Ryan once again charts his path forward for GOP
Ryan left office in 2019 after spending 20 years in Congress, four of which were as Speaker of the House of Representatives, serving under both a Democratic and Republican president. But he said he’s not done finding solutions to America’s problems. He has a new book out, “American Renewal: A Conservative Plan to Strengthen the Social Contract and Save the Country’s Finances.”
“In this book, we offer very detailed solutions to the big problems America is facing,” Ryan said. One of his main concerns, he said, is what he called the unsustainable debt path America is on. He said his book offers “a conservative plan to help this country meet its tremendous challenges.”
Ryan acknowledged that Americans want health and pension security, but he believes current programs are unsustainable in the 21st century.
“The Medicare trust fund is going bankrupt this decade,” Ryan said. “Social Security Trust Fund going bankrupt in 2032.”
But Ryan, the self-proclaimed optimist, believes these problems are solvable.
“There are changes you can make to the Social Security system today [guarantees] People who rely on this program will always have these benefits,” he said. “We need to reform these programs so that you and I and the next generation down actually have something. That’s the kind of conversation I think we need to take our debate to in our federal, national politics, and I think we can because America has always gotten it right at the end of the process.
Praise for Pelosi’s legacy
When asked if current House Speaker Nancy Pelosi is stepping down from her leadership role, Ryan praised her and her legacy.
“Obviously, she and I don’t usually agree, but first speaker — a career to be proud of,” Ryan said. “She broke a glass ceiling and there’s a lot to be proud of.”
Addressing the attack on the speaker’s husband, Paul Pelosi, he called it “terrible” and said he had given it a lot of thought.

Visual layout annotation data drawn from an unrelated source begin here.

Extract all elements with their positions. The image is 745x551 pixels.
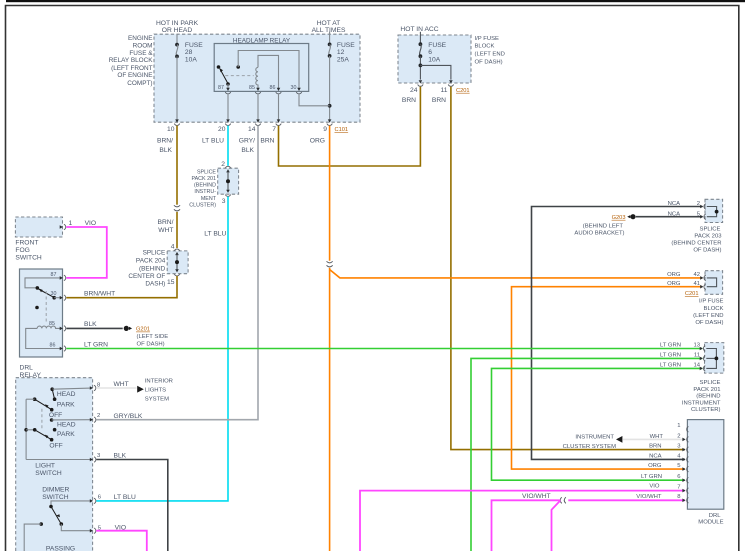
svg-text:G201: G201 — [136, 327, 150, 333]
svg-text:LIGHTS: LIGHTS — [145, 388, 166, 394]
light switch HEAD2 contact to pin 2 — [50, 418, 91, 422]
block pin 9 — [323, 119, 332, 133]
svg-text:INTERIOR: INTERIOR — [145, 378, 173, 384]
DRL relay stray contact dot — [35, 306, 39, 310]
svg-text:87: 87 — [218, 85, 224, 91]
svg-text:WHT: WHT — [158, 227, 173, 234]
svg-text:BLK: BLK — [241, 147, 254, 154]
svg-text:4: 4 — [171, 243, 175, 250]
svg-text:ORG: ORG — [667, 281, 681, 287]
junction node fuse12 / relay pin30 — [328, 104, 332, 108]
svg-text:CLUSTER): CLUSTER) — [691, 407, 720, 413]
wire BRN I/P fuse pin11 to DRL module pin3 — [451, 87, 685, 450]
dimmer switch blade — [51, 507, 63, 526]
svg-text:BRN/WHT: BRN/WHT — [84, 291, 115, 298]
svg-text:14: 14 — [248, 126, 256, 133]
svg-text:SWITCH: SWITCH — [35, 470, 62, 477]
splice pack 201 left caption — [189, 169, 216, 208]
svg-text:BRN/: BRN/ — [158, 219, 174, 226]
svg-text:2: 2 — [221, 161, 225, 168]
svg-text:HEADLAMP RELAY: HEADLAMP RELAY — [233, 38, 291, 45]
svg-text:LT BLU: LT BLU — [114, 494, 136, 501]
svg-text:HEAD: HEAD — [57, 391, 76, 398]
wire NCA G203 to splice203 pin5 — [636, 216, 702, 218]
wire BLK relay pin85 to G201 — [66, 327, 122, 329]
wire VIO dimmer pin5 to bottom — [96, 531, 147, 551]
splice pack 203 pin 5 — [697, 211, 706, 219]
wire relay pin85 to block pin 14 — [257, 94, 259, 122]
svg-text:14: 14 — [693, 363, 700, 369]
svg-text:(LEFT FRONT: (LEFT FRONT — [111, 65, 153, 72]
node HOT IN PARK OR HEAD — [156, 20, 199, 34]
wire VIO/WHT left branch — [492, 500, 561, 551]
wire LT BLU splice201 to dimmer switch pin6 — [96, 197, 228, 501]
wire VIO/WHT DRL module pin8 — [568, 499, 685, 501]
light switch section2 labels — [49, 421, 75, 449]
svg-text:VIO/WHT: VIO/WHT — [522, 493, 551, 500]
DRL module pin 4 — [677, 453, 688, 462]
light switch (dashed box) — [16, 378, 93, 551]
svg-text:10A: 10A — [185, 57, 197, 64]
wire label GRY/BLK — [239, 137, 255, 154]
headlamp relay mechanical link (dashed) — [225, 75, 253, 77]
dimmer switch passing contact — [24, 522, 43, 551]
DRL relay box — [20, 269, 63, 357]
svg-text:30: 30 — [291, 85, 297, 91]
svg-text:PACK 201: PACK 201 — [191, 176, 216, 182]
svg-text:(BEHIND: (BEHIND — [194, 183, 216, 189]
svg-text:SPLICE: SPLICE — [700, 380, 721, 386]
svg-text:C201: C201 — [456, 88, 470, 94]
instrument cluster system arrow — [563, 435, 623, 451]
svg-text:42: 42 — [693, 272, 700, 278]
svg-text:85: 85 — [49, 321, 55, 327]
svg-text:C101: C101 — [335, 127, 349, 133]
svg-text:20: 20 — [218, 126, 226, 133]
svg-text:DRL: DRL — [20, 365, 34, 372]
svg-text:OF DASH): OF DASH) — [475, 59, 503, 65]
DRL module pin 2 — [677, 433, 688, 442]
svg-text:COMPT): COMPT) — [127, 80, 152, 87]
headlamp relay box — [214, 38, 309, 92]
svg-text:PACK 204: PACK 204 — [136, 258, 166, 265]
DRL relay mechanical link (dashed) — [45, 291, 47, 324]
svg-text:BLK: BLK — [159, 147, 172, 154]
inline connector on ORG wire — [327, 261, 333, 267]
svg-text:BLOCK: BLOCK — [475, 44, 495, 50]
wire VIO to DRL module pin7 — [360, 491, 685, 551]
wire VIO/WHT diagonal branch to bottom — [552, 501, 561, 551]
splice pack 203 pin 2 — [697, 201, 706, 209]
block pin 10 — [167, 119, 180, 133]
engine room block caption — [109, 35, 154, 87]
svg-text:13: 13 — [693, 343, 700, 349]
wire LT GRN splice201 pin14 to DRL module pin6 — [492, 368, 703, 480]
svg-text:VIO/WHT: VIO/WHT — [636, 494, 662, 500]
svg-text:ORG: ORG — [648, 463, 662, 469]
block pin 11 — [441, 80, 454, 94]
svg-text:MENT: MENT — [201, 196, 217, 202]
DRL relay pin 87 — [51, 272, 66, 280]
wire NCA splice203 pin2 to DRL module pin4 — [532, 207, 703, 460]
headlamp relay pin 87 — [218, 85, 231, 94]
splice pack 201 (behind instrument cluster, left) — [218, 161, 239, 205]
svg-text:(LEFT SIDE: (LEFT SIDE — [137, 334, 169, 340]
headlamp relay coil — [256, 55, 279, 88]
svg-text:FOG: FOG — [15, 247, 30, 254]
svg-text:VIO: VIO — [649, 483, 660, 489]
svg-text:LT GRN: LT GRN — [660, 353, 681, 359]
svg-text:INSTRU-: INSTRU- — [194, 189, 216, 195]
wire ORG I/P fuse pin41 to DRL module pin5 — [512, 287, 703, 469]
block pin 14 — [248, 119, 261, 133]
svg-text:10: 10 — [167, 126, 175, 133]
svg-text:HEAD: HEAD — [57, 421, 76, 428]
DRL module pin 8 — [677, 494, 688, 503]
engine room fuse and relay block (dashed box) — [154, 34, 360, 122]
DRL module pin 7 — [677, 485, 688, 494]
svg-text:PARK: PARK — [57, 431, 75, 438]
inline connector on BRN wire — [174, 205, 180, 211]
wire BLK light switch pin3 to bottom — [96, 460, 168, 551]
svg-text:FRONT: FRONT — [15, 239, 38, 246]
svg-text:LT BLU: LT BLU — [204, 230, 226, 237]
svg-text:OFF: OFF — [49, 412, 62, 419]
svg-text:2: 2 — [697, 201, 700, 207]
node HOT AT ALL TIMES — [312, 20, 346, 34]
svg-text:INSTRUMENT: INSTRUMENT — [575, 435, 614, 441]
svg-text:ROOM: ROOM — [133, 43, 153, 50]
svg-text:SPLICE: SPLICE — [700, 227, 721, 233]
svg-text:WHT: WHT — [650, 434, 664, 440]
svg-text:OF DASH): OF DASH) — [137, 342, 165, 348]
svg-text:2: 2 — [677, 433, 680, 439]
svg-text:28: 28 — [185, 49, 193, 56]
I/P fuse block caption — [475, 36, 505, 66]
svg-text:OR HEAD: OR HEAD — [162, 27, 193, 34]
wire relay pin86 to block pin 7 — [278, 94, 280, 122]
svg-text:BRN: BRN — [649, 444, 661, 450]
light switch left bus — [24, 399, 34, 459]
svg-text:G203: G203 — [612, 215, 626, 221]
light switch pivot 1 and blade — [26, 397, 53, 411]
svg-text:FUSE: FUSE — [428, 42, 446, 49]
svg-text:BLK: BLK — [114, 452, 127, 459]
svg-text:GRY/BLK: GRY/BLK — [114, 413, 143, 420]
headlamp relay switch blade to pin 87 — [219, 68, 229, 89]
svg-text:SPLICE: SPLICE — [197, 169, 216, 175]
splice pack 204 — [167, 243, 188, 286]
light switch pivot 2 and blade — [33, 428, 53, 442]
svg-text:OF ENGINE: OF ENGINE — [117, 72, 152, 79]
svg-text:CLUSTER SYSTEM: CLUSTER SYSTEM — [563, 444, 616, 450]
wire BRN/WHT splice204 to DRL relay pin30 — [66, 276, 177, 298]
svg-text:LT GRN: LT GRN — [641, 474, 662, 480]
svg-text:41: 41 — [693, 281, 700, 287]
fuse 12 25A — [328, 32, 356, 123]
light switch bottom bus to pin 3 — [26, 459, 91, 461]
DRL module pin 6 — [677, 474, 688, 483]
svg-text:FUSE: FUSE — [337, 42, 355, 49]
svg-text:HOT IN PARK: HOT IN PARK — [156, 20, 199, 27]
wire LT GRN splice201 pin11 to bottom — [471, 358, 702, 551]
headlamp relay pin 86 — [270, 85, 282, 94]
light switch pin 3 — [90, 453, 101, 462]
svg-text:LT GRN: LT GRN — [84, 341, 108, 348]
splice pack 201 right caption — [682, 380, 721, 413]
I/P fuse block right caption — [693, 298, 723, 326]
svg-text:SWITCH: SWITCH — [15, 254, 42, 261]
svg-text:HOT AT: HOT AT — [317, 20, 341, 27]
svg-text:I/P FUSE: I/P FUSE — [699, 298, 724, 304]
light switch caption — [35, 462, 62, 477]
ground G201 — [124, 326, 169, 348]
DRL relay pin 87 internal wire and pivot — [25, 278, 62, 290]
DRL relay coil — [26, 326, 62, 348]
svg-text:NCA: NCA — [668, 201, 681, 207]
svg-text:CENTER OF: CENTER OF — [128, 273, 165, 280]
interior lights system arrow — [137, 378, 173, 402]
svg-text:AUDIO BRACKET): AUDIO BRACKET) — [574, 231, 624, 237]
DRL relay pin 30 — [51, 291, 66, 300]
svg-text:86: 86 — [270, 85, 276, 91]
svg-text:SPLICE: SPLICE — [143, 250, 166, 257]
svg-text:SYSTEM: SYSTEM — [145, 396, 169, 402]
wire label BRN/BLK — [157, 137, 173, 154]
DRL module pin 5 — [677, 463, 688, 472]
svg-text:85: 85 — [249, 85, 255, 91]
I/P fuse block pin 42 — [693, 272, 705, 280]
fuse 28 10A — [175, 34, 203, 122]
svg-text:VIO: VIO — [85, 220, 97, 227]
svg-text:GRY/: GRY/ — [239, 137, 255, 144]
svg-text:FUSE &: FUSE & — [129, 50, 153, 57]
svg-text:NCA: NCA — [668, 211, 681, 217]
svg-text:BRN: BRN — [260, 137, 274, 144]
svg-text:DRL: DRL — [709, 513, 722, 519]
splice pack 204 caption — [128, 250, 165, 288]
wire BRN block pin7 to I/P fuse pin24 — [279, 87, 421, 166]
svg-text:BRN/: BRN/ — [157, 137, 173, 144]
svg-text:25A: 25A — [337, 57, 349, 64]
splice pack 201 pin 11 — [694, 353, 705, 361]
headlamp relay contact C to pin 30 rail — [236, 51, 299, 89]
light switch PARK2 contact — [53, 428, 57, 432]
svg-text:(LEFT END: (LEFT END — [693, 313, 723, 319]
front fog switch (dashed box) — [15, 217, 62, 261]
svg-text:ALL TIMES: ALL TIMES — [312, 27, 346, 34]
svg-text:FUSE: FUSE — [185, 42, 203, 49]
light switch HEAD contact to pin 8 — [50, 387, 91, 401]
wire LT GRN relay pin86 to splice201 pin13 — [66, 348, 702, 350]
svg-text:OF DASH): OF DASH) — [695, 320, 723, 326]
svg-text:(BEHIND LEFT: (BEHIND LEFT — [583, 223, 624, 229]
svg-text:PASSING: PASSING — [46, 545, 75, 551]
wire label BRN/WHT vertical — [158, 219, 174, 234]
wire fuse6 branch to pin 11 — [420, 65, 451, 79]
svg-text:(BEHIND: (BEHIND — [139, 265, 166, 272]
svg-text:2: 2 — [97, 413, 100, 419]
svg-text:MODULE: MODULE — [698, 520, 723, 526]
wire WHT light switch pin8 to interior lights — [96, 387, 136, 389]
svg-text:BRN: BRN — [402, 97, 416, 104]
svg-text:PARK: PARK — [57, 401, 75, 408]
svg-text:LT BLU: LT BLU — [202, 137, 224, 144]
wire BRN/BLK from block pin10 — [176, 126, 178, 205]
headlamp relay pin 85 — [249, 85, 261, 94]
dimmer switch pin 6 — [90, 495, 102, 504]
wire ORG branch to I/P fuse block pin42 — [330, 270, 703, 278]
DRL module pin 3 — [677, 444, 688, 453]
I/P fuse block right (dashed box) — [705, 271, 723, 295]
light switch mechanical link (dashed) — [41, 409, 43, 429]
svg-text:PACK 203: PACK 203 — [694, 234, 722, 240]
svg-text:9: 9 — [323, 126, 327, 133]
front fog switch pin 1 — [60, 220, 73, 230]
svg-text:LT GRN: LT GRN — [660, 343, 681, 349]
svg-text:7: 7 — [272, 126, 276, 133]
wire relay pin87 to block pin 20 — [227, 94, 229, 122]
svg-text:24: 24 — [410, 87, 418, 94]
svg-text:12: 12 — [337, 49, 345, 56]
G203 caption — [574, 223, 624, 236]
DRL relay pin 86 — [50, 343, 66, 352]
block pin 24 — [410, 80, 423, 94]
dimmer switch pivot to pin 6 — [49, 501, 91, 508]
svg-text:86: 86 — [50, 343, 56, 349]
svg-text:3: 3 — [222, 198, 226, 205]
svg-text:PACK 201: PACK 201 — [693, 387, 720, 393]
DRL relay pin 85 — [49, 321, 66, 331]
wire GRY/BLK block pin14 to light switch pin2 — [96, 126, 258, 420]
svg-text:6: 6 — [428, 49, 432, 56]
svg-text:OF DASH): OF DASH) — [693, 248, 721, 254]
svg-text:I/P FUSE: I/P FUSE — [475, 36, 500, 42]
wire relay pin30 to fuse 12 junction — [299, 94, 330, 106]
dimmer switch contact to pin 5 — [61, 524, 91, 531]
svg-text:10A: 10A — [428, 57, 440, 64]
svg-text:OFF: OFF — [49, 443, 62, 450]
svg-text:LIGHT: LIGHT — [35, 462, 55, 469]
wire VIO fog switch to DRL relay pin87 — [66, 227, 107, 278]
block pin 7 — [272, 119, 281, 133]
svg-text:ORG: ORG — [667, 272, 681, 278]
svg-text:11: 11 — [694, 353, 700, 359]
splice pack 201 right (dashed box) — [705, 343, 724, 374]
DRL module box — [687, 420, 723, 510]
page top black bar — [6, 0, 745, 2]
svg-text:ENGINE: ENGINE — [128, 35, 153, 42]
splice pack 203 (dashed box) — [705, 199, 723, 222]
svg-text:30: 30 — [51, 291, 57, 297]
svg-text:LT GRN: LT GRN — [660, 363, 681, 369]
DRL module pin 1 — [677, 423, 688, 432]
svg-text:(BEHIND: (BEHIND — [696, 394, 720, 400]
wire LT BLU block pin20 to splice pack 201 — [227, 126, 229, 166]
DRL relay switch blade — [39, 289, 62, 300]
svg-text:DIMMER: DIMMER — [42, 487, 69, 494]
svg-text:87: 87 — [51, 272, 57, 278]
light switch pin 8 — [90, 383, 101, 391]
splice pack 201 pin 14 — [693, 363, 705, 371]
wire WHT instrument cluster to DRL module pin2 — [623, 438, 685, 440]
light switch pin 2 — [90, 413, 100, 422]
splice pack 203 caption — [671, 227, 722, 254]
dimmer switch pin 5 — [90, 525, 102, 533]
svg-text:WHT: WHT — [114, 381, 129, 388]
DRL relay caption — [20, 365, 42, 379]
junction node fuse 6 output — [419, 64, 423, 68]
wire BRN/WHT to splice pack 204 — [176, 212, 178, 248]
svg-text:NCA: NCA — [649, 454, 662, 460]
splice pack 201 pin 13 — [693, 343, 705, 352]
svg-text:15: 15 — [167, 279, 175, 286]
svg-text:INSTRUMENT: INSTRUMENT — [682, 400, 721, 406]
I/P fuse block pin 41 — [693, 281, 705, 290]
svg-text:C201: C201 — [685, 291, 699, 297]
svg-text:BLK: BLK — [84, 321, 97, 328]
fuse 6 10A — [419, 32, 447, 80]
headlamp relay pin 30 — [291, 85, 302, 94]
dimmer switch caption — [42, 487, 69, 501]
block pin 20 — [218, 119, 231, 133]
inline connector on VIO/WHT wire — [560, 497, 566, 503]
DRL module caption — [698, 513, 723, 526]
svg-text:RELAY BLOCK: RELAY BLOCK — [109, 57, 154, 64]
svg-text:1: 1 — [677, 423, 680, 429]
ground G203 — [612, 214, 636, 221]
svg-text:(BEHIND CENTER: (BEHIND CENTER — [671, 241, 721, 247]
svg-text:1: 1 — [69, 220, 73, 227]
svg-text:SWITCH: SWITCH — [42, 494, 69, 501]
svg-text:CLUSTER): CLUSTER) — [189, 202, 216, 208]
headlamp relay switch contact A — [217, 65, 221, 69]
svg-text:7: 7 — [677, 485, 680, 491]
wire ORG continues to bottom edge — [329, 268, 331, 551]
svg-text:11: 11 — [441, 87, 448, 94]
I/P fuse block (hot in acc, dashed box) — [398, 35, 471, 83]
svg-text:DASH): DASH) — [145, 281, 165, 288]
svg-text:(LEFT END: (LEFT END — [475, 52, 505, 58]
svg-text:ORG: ORG — [310, 137, 325, 144]
light switch section1 labels — [49, 391, 76, 419]
svg-text:BLOCK: BLOCK — [704, 306, 724, 312]
svg-text:HOT IN ACC: HOT IN ACC — [400, 26, 438, 33]
svg-text:BRN: BRN — [432, 97, 446, 104]
wire ORG block pin9 down — [329, 126, 331, 261]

Nancy Pelosi cited one reason for her resignation as being to spend more time with her family, which Ryan understood. He himself retired from political office to spend more time with his family. Today he teaches economics at the University of Notre Dame, has a poverty foundation and works at the American Enterprise Institute, a centre-right think tank.
Return to politics?
“You talked about the direction of the party and the direction of the country. Will we ever see you in politics again?” Karl asked.
“I like doing it the way I’m doing it now,” Ryan said.
When asked if he would run for president in 2024, Ryan said, “No, I mean, I’m definitely not running in 2024. I really don’t have any personal presidential ambition, so I just don’t see myself in it.”
“Okay, so we can take that as maybe,” Karl joked.
“No,” Ryan said, laughing. “I do not think so.”